Bill aims to help educate caregivers

You or someone you know is caring for an aging parent or loved one.
The numbers back that up, as AARP estimates there are 660,000 people in Louisiana who are doing so.
Tracette Hillman of Abbeville is one of them. For the past three years, she has been the caregiver for her 75-year-old father, who has had multiple brain surgeries.
Hillman’s effort to properly care for her father has been one of her own learning, as there is not much information provided to caregivers when they bring their family member or loved one home from the hospital.
“I had to learn a lot of these tasks on my own,” Hillman said.
That included paying close attention when hospital staff would clean and handle the tube that goes into her father’s throat.
Caregivers may soon have all the information they need, thanks to Senate Bill 376 which is making its way through the current Legislative Session. The bill, authored by Sen. Yvonne Colomb (D-Baton Rouge) would create the Louisiana Family Caregiver Act. The bill provides requirements for hospitals to give a patient the opportunity to identify a caregiver upon discharge planning. Provides for notice to the designated caregiver and provides for hospital instructions to the caregiver and patient record documentation.
The Senate voted 36-0 in favor of the bill last Tuesday.

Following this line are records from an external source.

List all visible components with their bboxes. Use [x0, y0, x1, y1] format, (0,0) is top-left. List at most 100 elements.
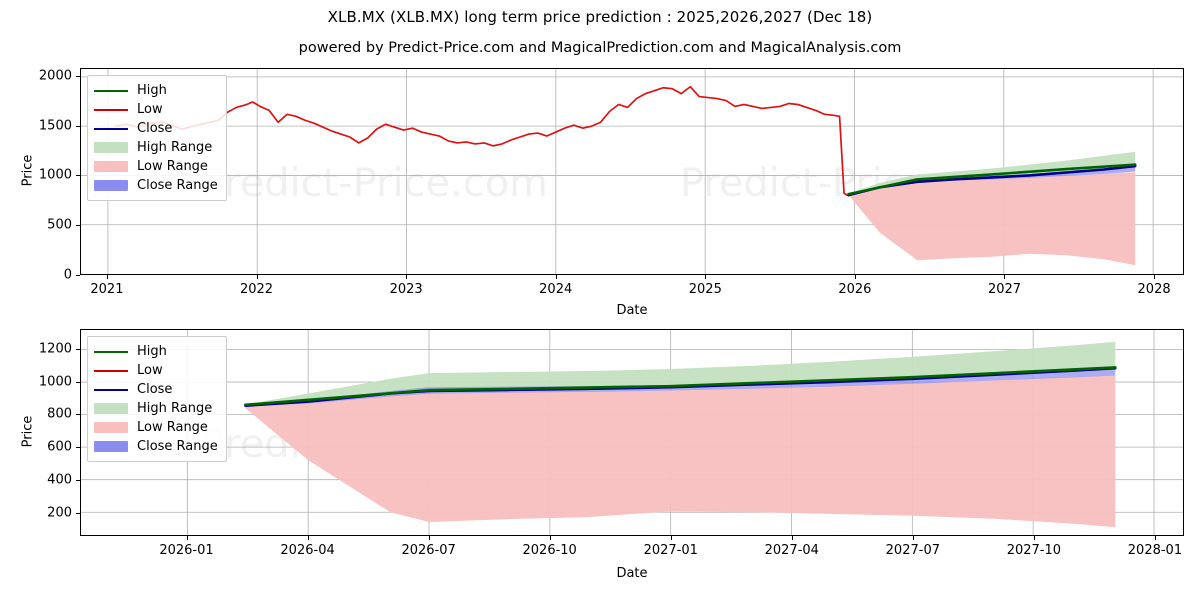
y-axis-tick-mark [76, 381, 80, 383]
x-axis-tick-label: 2022 [239, 282, 274, 297]
legend-item: Close Range [94, 437, 218, 456]
x-axis-tick-label: 2026-01 [159, 543, 214, 558]
x-axis-tick-label: 2026-07 [401, 543, 456, 558]
band-low-range [245, 375, 1116, 528]
x-axis-tick-label: 2027-01 [643, 543, 698, 558]
y-axis-tick-mark [76, 175, 80, 177]
band-low-range [848, 171, 1136, 266]
legend-item: High Range [94, 399, 218, 418]
y-axis-tick-mark [76, 480, 80, 482]
bottom-chart-legend: High Low Close High Range Low Range Close Ran… [87, 336, 227, 462]
legend-swatch-line [94, 345, 128, 359]
x-axis-tick-label: 2027-04 [764, 543, 819, 558]
x-axis-tick-label: 2024 [539, 282, 573, 297]
x-axis-tick-mark [555, 275, 557, 279]
legend-item-label: Low Range [137, 159, 208, 174]
legend-swatch-line [94, 103, 128, 117]
legend-item: Low [94, 361, 218, 380]
legend-item: Low [94, 100, 218, 119]
x-axis-tick-mark [705, 275, 707, 279]
legend-swatch-patch [94, 161, 128, 172]
y-axis-tick-label: 600 [47, 439, 72, 455]
legend-item: High Range [94, 138, 218, 157]
y-axis-tick-label: 1000 [38, 374, 72, 390]
x-axis-tick-mark [186, 536, 188, 540]
legend-item-label: Close [137, 121, 173, 136]
legend-item-label: High Range [137, 140, 213, 155]
legend-item: High [94, 81, 218, 100]
x-axis-tick-label: 2027-10 [1006, 543, 1062, 558]
x-axis-tick-label: 2021 [90, 282, 124, 297]
legend-item-label: Low Range [137, 420, 208, 435]
legend-swatch-patch [94, 422, 128, 433]
y-axis-tick-mark [76, 447, 80, 449]
x-axis-tick-label: 2027 [987, 282, 1022, 297]
y-axis-tick-mark [76, 75, 80, 77]
y-axis-tick-label: 2000 [38, 68, 72, 84]
legend-swatch-patch [94, 142, 128, 153]
y-axis-tick-mark [76, 275, 80, 276]
legend-swatch-line [94, 84, 128, 98]
legend-item: Close [94, 380, 218, 399]
y-axis-tick-label: 0 [63, 267, 72, 283]
legend-swatch-patch [94, 403, 128, 414]
y-axis-tick-label: 1500 [38, 118, 72, 134]
watermark: Predict-Price.com [201, 160, 548, 206]
y-axis-tick-label: 500 [47, 217, 72, 233]
legend-item: Low Range [94, 418, 218, 437]
x-axis-tick-mark [256, 275, 258, 279]
series-history-low [114, 85, 848, 196]
x-axis-tick-label: 2028-01 [1127, 543, 1183, 558]
page-title: XLB.MX (XLB.MX) long term price predicti… [327, 8, 873, 26]
legend-item: Low Range [94, 157, 218, 176]
y-axis-tick-label: 1000 [38, 167, 72, 183]
x-axis-tick-mark [549, 536, 551, 540]
x-axis-tick-label: 2026-04 [280, 543, 335, 558]
x-axis-tick-label: 2023 [389, 282, 423, 297]
y-axis-tick-mark [76, 125, 80, 127]
x-axis-tick-label: 2026-10 [522, 543, 577, 558]
legend-item: Close Range [94, 176, 218, 195]
top-chart-x-axis-label: Date [616, 303, 648, 318]
y-axis-tick-mark [76, 414, 80, 416]
bottom-chart-y-axis-label: Price [20, 415, 36, 448]
y-axis-tick-mark [76, 225, 80, 227]
x-axis-tick-label: 2028 [1137, 282, 1171, 297]
legend-item-label: Close Range [137, 178, 218, 193]
y-axis-tick-label: 1200 [38, 341, 72, 357]
legend-item: High [94, 342, 218, 361]
x-axis-tick-mark [912, 536, 914, 540]
y-axis-tick-label: 200 [47, 505, 72, 521]
legend-item-label: High [137, 83, 167, 98]
x-axis-tick-mark [1154, 536, 1156, 540]
top-chart-plot-area: Predict-Price.com Predict-Price.com High L… [80, 68, 1184, 275]
top-chart-legend: High Low Close High Range Low Range Close Ran… [87, 75, 227, 201]
legend-item-label: Low [137, 102, 163, 117]
legend-item-label: High [137, 344, 167, 359]
legend-item-label: Close [137, 382, 173, 397]
legend-item-label: Low [137, 363, 163, 378]
y-axis-tick-mark [76, 348, 80, 350]
x-axis-tick-label: 2026 [838, 282, 872, 297]
series-high [244, 366, 1117, 407]
legend-item-label: Close Range [137, 439, 218, 454]
x-axis-tick-mark [791, 536, 793, 540]
x-axis-tick-mark [106, 275, 108, 279]
x-axis-tick-mark [854, 275, 856, 279]
top-chart-svg: Predict-Price.com Predict-Price.com [81, 69, 1183, 274]
x-axis-tick-mark [1004, 275, 1006, 279]
x-axis-tick-mark [428, 536, 430, 540]
legend-swatch-patch [94, 180, 128, 191]
x-axis-tick-label: 2025 [688, 282, 722, 297]
legend-item: Close [94, 119, 218, 138]
x-axis-tick-mark [307, 536, 309, 540]
legend-swatch-patch [94, 441, 128, 452]
legend-swatch-line [94, 383, 128, 397]
x-axis-tick-label: 2027-07 [885, 543, 940, 558]
legend-swatch-line [94, 122, 128, 136]
legend-swatch-line [94, 364, 128, 378]
page-subtitle: powered by Predict-Price.com and Magical… [298, 40, 902, 56]
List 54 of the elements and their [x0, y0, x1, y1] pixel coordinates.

It was then sent to the House of Representatives.
Hillman has worked to help the bill become law, meeting with many of those who voted in favor of the bill.
“I had contacted AARP to see what they were working on and what I could do to get involved with because I have been a caregiver for three years,” Hillman said. “They said they were having a meeting in Lafayette. I attended and I met Andrew Muhl, advocacy director for AARP Louisiana.”
Muhl told Melinda Deslatte of the Associated Press that what Hillman and others in similar situations are taking on is something that is by means easy.
“They’re performing very complicated tasks for folks with chronic illness, and these include managing
medication, preparing food for special diets, dealing with monitors and other special equipment,” Muhl said.
Muhl invited Hillman to join the effort in pushing for the new caregiver act.
“It just so happened that this bill was being introduced,” Hillman said. “He asked me to come to Baton Rouge and meet with some senators and see where we could go with it.”
Hillman is honored to be part of the process because of the impact it can have for so many in the future.
“It is a very important bill,” she said. “It doesn’t really affect me now, because I have done three years of it. When I first became a caregiver, this would have been really important to me. For people going forward, this can be really big.
“It is going to relieve a lot of guess work.”
That guess work can lead to stress.
“I have been doing this for three years now,” Hillman said. “I can do a wide range of things, but for someone just taking this on, it is a stressful event.
“Whatever help they can get is important and even more important to get that help out of the gate.”